Merge remote-tracking branch 'origin/topic/dev/non-ascii-logging'

* origin/topic/dev/non-ascii-logging: Removed Policy Script for UTF-8 Logs Commented out UTF-8 Script in Test All Policy Minor Style Tweak Use getNumBytesForUTF8 method to determine number of bytes Added Jon's test cases as unit tests Prioritizes escaping predefined Escape Sequences over Unescaping UTF-8 Sequences Added additional check to confirm anything unescaping is a multibyte UTF-8 sequence, addressing the test case Jon brought up Added optional script and redef bool to enable utf-8 in ASCII logs Initial Commit, removed std::isprint check to escape Made minor code format and logic adjustments during merge.
2025-10-02 14:48:21 +00:00 · 2019-07-30 19:36:56 -07:00 · 2019-07-30 19:36:56 -07:00 · d1770853b3
commit d1770853b3
parent bae60aee31 da5a0e800e
16 changed files with 181 additions and 3 deletions
--- a/src/Desc.cc
+++ b/src/Desc.cc
@ -10,6 +10,8 @@
 #include "File.h"
 #include "Reporter.h"

+#include "ConvertUTF.h"
+
 #define DEFAULT_SIZE 128
 #define SLOP 10

@ -39,6 +41,7 @@ ODesc::ODesc(desc_type t, BroFile* arg_f)
 	include_stats = 0;
 	indent_with_spaces = 0;
 	escape = false;
+	utf8 = false;
 	}

 ODesc::~ODesc()
@ -57,6 +60,11 @@ void ODesc::EnableEscaping()
 	escape = true;
 	}

+void ODesc::EnableUTF8 ()
+	{
+	utf8 = true;
+	}
+
 void ODesc::PushIndent()
 	{
 	++indent_level;
@ -258,13 +266,42 @@ pair<const char*, size_t> ODesc::FirstEscapeLoc(const char* bytes, size_t n)

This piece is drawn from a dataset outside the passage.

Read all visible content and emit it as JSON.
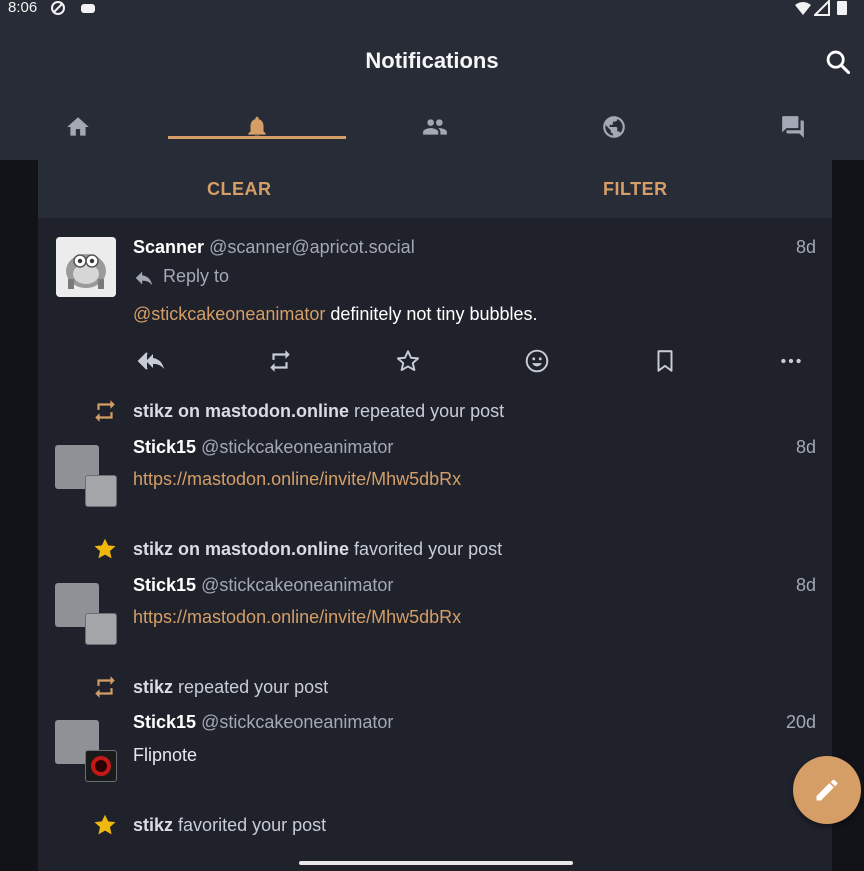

 	for ( size_t i = 0; i < n; ++i )
 		{
-		if ( ! isprint(bytes[i]) || bytes[i] == '\\' )
+		auto printable = isprint(bytes[i]);
+
+		if ( ! printable && ! utf8 )
+			return escape_pos(bytes + i, 1);
+
+		if ( bytes[i] == '\\' )
 			return escape_pos(bytes + i, 1);

 		size_t len = StartsWithEscapeSequence(bytes + i, bytes + n);

 		if ( len )
 			return escape_pos(bytes + i, len);
+
+		if ( ! printable && utf8 )
+			{
+			size_t utf_found = getNumBytesForUTF8(bytes[i]);
+
+			if ( utf_found == 1 )
+				return escape_pos(bytes + i, 1);
+
+			if ( i + utf_found > n )
+				// Don't know if this is even meant to be a utf8 encoding,
+				// since there's not enough bytes left to check it's a valid
+				// sequence, so maybe safest to just move up by one instead
+				// of escaping the entire remainder.
+				return escape_pos(bytes + i, 1);
+
+			if ( isLegalUTF8Sequence(reinterpret_cast<const unsigned char *>(bytes + i),
+			                         reinterpret_cast<const unsigned char *>(bytes + i + utf_found)) )
+				{
+				i += utf_found - 1;
+				continue;
+				}
+
+			return escape_pos(bytes + i, 1);
+			}
 		}

 	return escape_pos(0, 0);